Sa seule vision à l'air libre continue d'indisposer. Juillet 2012, émoi à Charleroi: des clients s'indignent de découvrir l'abominable livre dans les rayonnages d'une librairie Club. L'info tourne en boucle, la direction plaide l'erreur: un acheteur n'est pas venu prendre livraison de sa commande qui a malencontreusement atterri dans le rayon. A Liège, il y a quelques années, un bouquiniste un brin cynique expose Mein Kampf en devanture, histoire de guetter le temps de réaction des passants. Il n'a guère dû patienter. Incidents rares, isolés. Patrick Charlier, directeur adjoint du Centre interfédéral pour l'égalité des chances, signale «une ou deux interpellations par an».

Mein Kampf reste pourtant tenu à l'œil. Mai 2014, la mise en vente publique d'un exemplaire dans une salle à Mons déclenche une riposte de la Ligue belge contre l'antisémitisme. Qui exige et obtient le retrait de l'ouvrage à la vente. «En portant plainte et en faisant opérer une saisie conservatoire, nous avons obligé la Justice à se positionner», explique Joël Rubinfeld, président de la Ligue. Le verdict a quelque peu déçu: «Le jugement rendu en référé était mi-figue, mi-raisin: il autorisait la remise en vente de Mein Kampf, accompagné d'une notice de mise en garde mais plutôt sommaire et en tout cas insuffisante à nos yeux.»
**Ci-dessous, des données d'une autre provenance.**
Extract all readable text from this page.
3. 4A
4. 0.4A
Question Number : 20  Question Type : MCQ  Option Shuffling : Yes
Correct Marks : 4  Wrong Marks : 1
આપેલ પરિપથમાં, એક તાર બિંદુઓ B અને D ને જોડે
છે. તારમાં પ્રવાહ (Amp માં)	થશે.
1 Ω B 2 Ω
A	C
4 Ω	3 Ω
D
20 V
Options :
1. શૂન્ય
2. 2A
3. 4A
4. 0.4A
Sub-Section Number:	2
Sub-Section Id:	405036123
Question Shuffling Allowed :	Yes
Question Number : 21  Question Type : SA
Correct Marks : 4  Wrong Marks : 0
Tolérance zéro? Ce combat contre «Mon Combat» serait perdu d'avance. «Rien ne serait plus tentant qu'un ouvrage interdit, diabolisé», assure l'avocat et romancier Alain Berenboom. Dans le climat d'antisémitisme ambiant, un buzz de très mauvais goût suffirait à attiser une curiosité malsaine. Jérôme Jamin, politologue à l'ULg, n'écarte pas la menace: «Mein Kampf reste un ouvrage de référence dans les milieux conspirationnistes. Ils ne le considèrent pas du tout comme délirant puisqu'il annonce à leurs yeux un problème qu'Adolf Hitler prétendait régler.» Un autre best-seller de la propagande antisémite lui vole pourtant la vedette, souligne Manuel Abramowicz, rédacteur de resistances.be: «Le faux antijuif Les Protocoles des Sages de Sion, qui prétend démontrer la conspiration des Juifs dominateurs du monde, a bien plus d'audience que Mein Kampf perçu comme un manifeste politique.»

Alain Berenboom clôt le chapitre. «Les antisémites convaincus n'y trouveront pas de quoi renforcer leurs opinions. Et ceux qui ne le sont pas ne sortiront pas convertis en lisant cet ouvrage parfaitement illisible, ennuyeux au possible et qui tombe littéralement des mains. C'est sa médiocrité autant que sa monstruosité qui sont le meilleur contrepoison.» Mein Kampf ne fait plus fureur.